Last night was probably the worst night, by far, that I’ve had in the past few years. I guess it was only a matter of time before I “snapped”. I don’t know where it came from or what has happened in the cob webs of my mind to cause this, but I’m trying to just deal with it now. I’m starting to get bits and pieces of my memories that I didn’t know I had and to say the least, it’s a bit painful to be reliving that portion of my life. To be reliving the emotions. I hadn’t realized how numb I was throughout the whole process. From the day I decided to placed Dustin for adoption, to the day he was born up until the day I handed him to his parents are all quite a blur. They always have been, but I have held as tightly as I could to the memories I DO still have from those few days. Now out of no where, I’m getting memories coming into my mind that I didn’t know were there. I guess faaaar back in my mind, I “remember” things, but I never acknowledged them as my own memories… it sounds so ridiculous when I try to explain it into words, but it’s basically as if I read a book a few years ago and I remember certain points of the book, but not the entire story cover to cover….

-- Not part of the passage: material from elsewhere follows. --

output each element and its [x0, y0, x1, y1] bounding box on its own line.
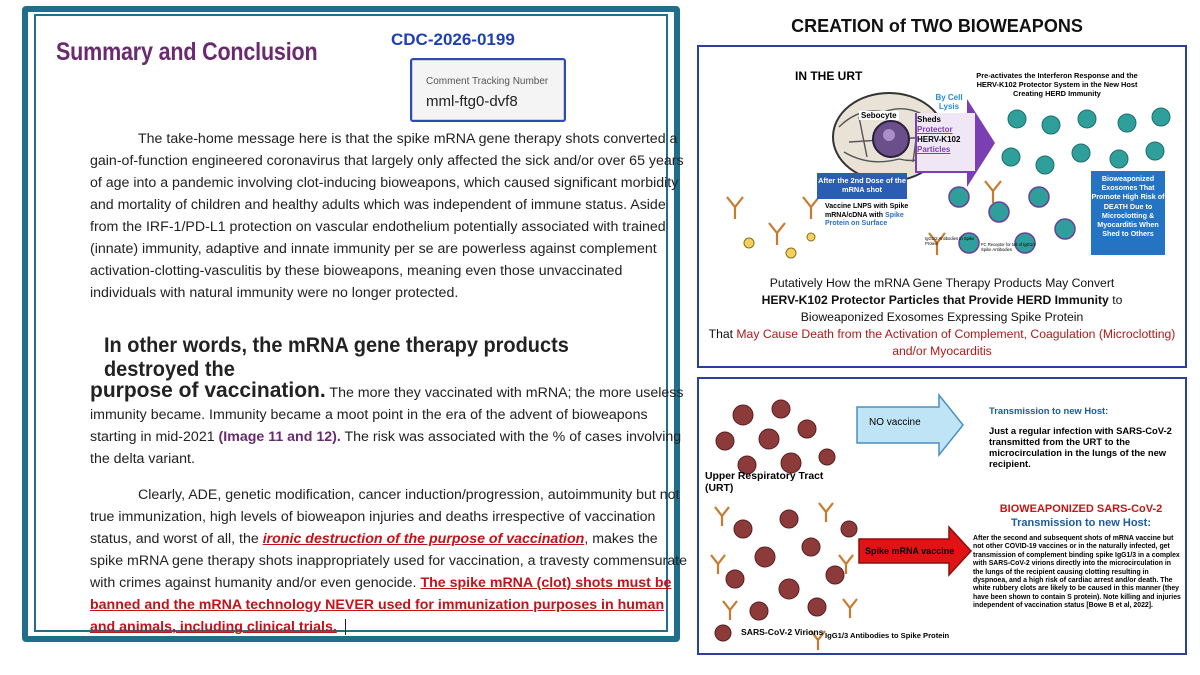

The one section of memory that I’m having a difficult time with is the day that I met Dustin’s parents face to face and we went into a room with our social workers to talk about… things. I remember meeting Shelton, Dustin’s older brother (who was two at the time) and that I thought it was cute/funny that he was speaking Spanish and English at the same time. I remember him saying “cookie”, although I don’t know what else he was talking about. I remember hugging Magui and Geary and Magui putting her hands on my stomach. Last night, the piece I got back was that I am pretty sure my parents were in the room with us, as well as my oldest sister (although I’m REALLY not sure if that’s true or if I’ve somehow just placed her into a partial memory). I don’t remember anything that we talked about. I don’t remember discussing how we’d like to correspond with each other (specifically how LONG they intended to correspond with me). I was up the entire night reading through all the letters, looking through all the scrapbooks and pictures I have of him. I read and re-read the letters over and over, particularly the last letter I received from them in 2006. I was trying to find some indication that maybe they intended that to be the last letter they ever sent me? I just feel more confused. The letter was so… “normal”. Telling me how Dustin was doing, that he was very polite and loving and he loves to open doors for people. They told me he loves the teddy bear I gave him and he always makes them kiss it goodnight before he can go to bed. They said he loves to give hugs and is an extremely caring child and he can tell when someone is sad. They told me he protects his brother, even though Shelton is older than him, he is almost bigger than him. They were at a birthday party and a boy hit Shelton and Dustin went over to the boy and pushed him and said “don’t hit him, he’s my brother”. They ended the letter by saying “let us know how you’re doing. We love you very much”. It doesn’t seem to me that they didn’t intend on writing anymore :(. It sounded to me like an open ended conversation or something. I need to know.
I called Sandy on Monday, she didn’t answer, so I called on Tuesday and left a voicemail and she hasn’t returned my call yet. I had originally decided that I’d wait until Monday of next week to see if she returns my call, but after last night, I really don’t think I will be able to hold myself together for 4 1/2 more days. I talked to Kent and asked if he’d be alright with me taking a semi-long(er) lunch so I can go down to the agency and hopefully talk to Sandy. If she’s not there, I’ll probably just ask to talk to any social worker there… I’m thinking maybe I’ll feel better just GOING there. Maybe they’ll at least be willing to give me Sandy’s email address. I would be satisfied with that.
Anyway, I’m having a hard time breathing today… my heart hurts and my whole head is throbbing from lack of sleep (and an unhealthy drainage of tears and snot) and my face feels swollen from crying. I really hope going there will help, but you know me… I’m preparing for the worst possible thing I can think of.